Парфенов начал собираться.
– До поезда еще есть время, – сказала Ольга.
– Мне тут еще зайти надо…
Ольга думала.
Что сказать ему?
Сказать чистую правду: что она безумно любит его? Вот именно безумно: ум потеряв от любви и став заурядною вечно ироничной и злоехидной стервой для того, чтобы он поскорее ее окончательно разлюбил, потому что она слишком его любит и не может терпеть муку от его нелюбви к себе, но и сама прогнать его не в силах. Но эта чистая правда выйдет ему только на руку. Да и не поверит он.

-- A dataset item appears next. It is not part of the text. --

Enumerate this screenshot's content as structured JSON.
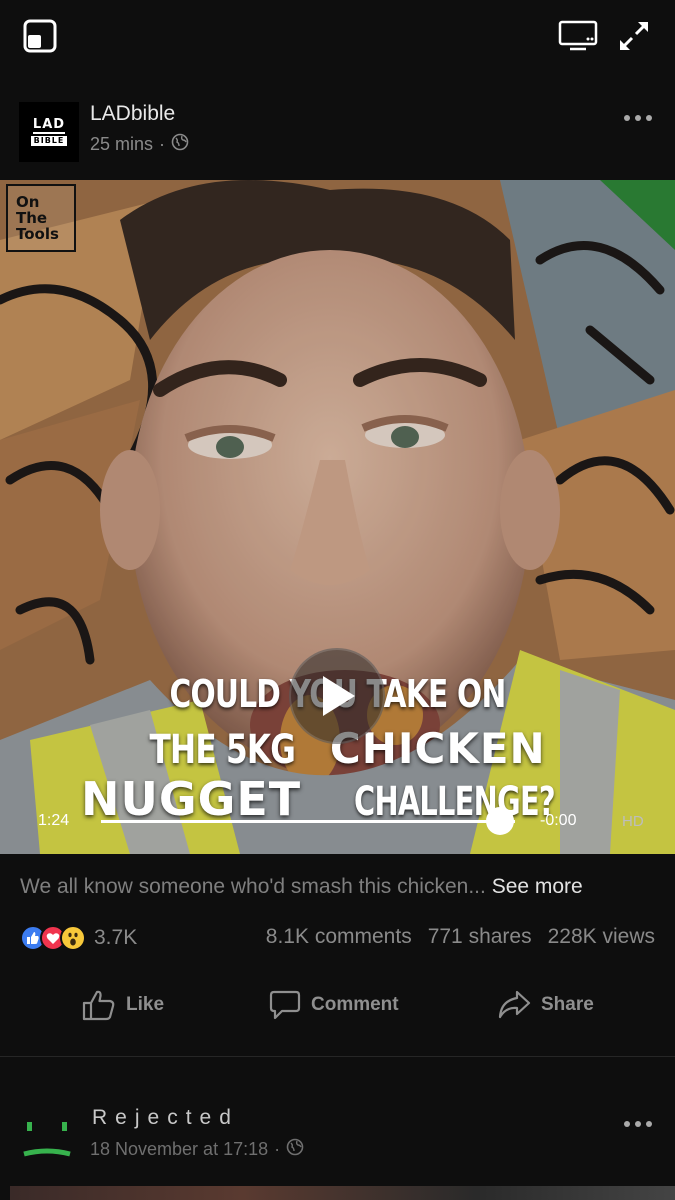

(Да и, замечу, читатель тоже не поверит в такую сложносочиненную психологию – и правильно сделает, ибо бедная женщина эта, иногда почти ненавидящая мужа за нелюбовь к себе, была злоехидной стервой не нарочно, а от всей души, но, чтобы себя самоё не запрезирать окончательно, она придумала теорию о нарочитой стервозности и злоехидности.)
Нет, не надо этого говорить.
То есть сказать, что любит – и все. Без подробностей. Он ведь добрый человек. Он услышит. И, возможно, она ошибается, возможно, он не так уж и не любит ее, как она вообразила. Ну, завел любовницу, с кем не бывает.
Но он поймет, что она рассчитывает на его доброту, на его жалость, он и так сетовал, говоря о службе, что на нем, используя его мягкость, только ленивый воду не возит. Он будет сопротивляться своей доброте. Не надо ему говорить о любви.
– Я люблю тебя, Паша, – сказала она.
Он застыл, согнувшись над чемоданом, большим чемоданом на колесиках, который купил три года назад в Германии (ездил в свите губернатора).
– Оля… – сказал он.
– Да?
– Я заранее скучаю. Я не хочу ехать. Но я должен. Я слишком часто бросал на ветер слова. Надо ехать. Я обещал себе – и еще двоим. Они меня ждут. Я не могу их обмануть. Я отвечаю за них.
Он любит меня, подумала Ольга, не думая, правда это или нет. Но, в таком случае, неужели какие-то посторонние люди ему дороже меня? Ах, какой глупый бабский вопрос! Нельзя задавать его!
– Неужели какие-то посторонние люди тебе дороже меня? – спросила она.
– Ты мне дороже всех, – ответил Парфенов, наслаждаясь чувством любви к жене и тем, что от этого прощание становится терпким, печальным и страшно человеческим. – Но есть понятие долга, понимаешь?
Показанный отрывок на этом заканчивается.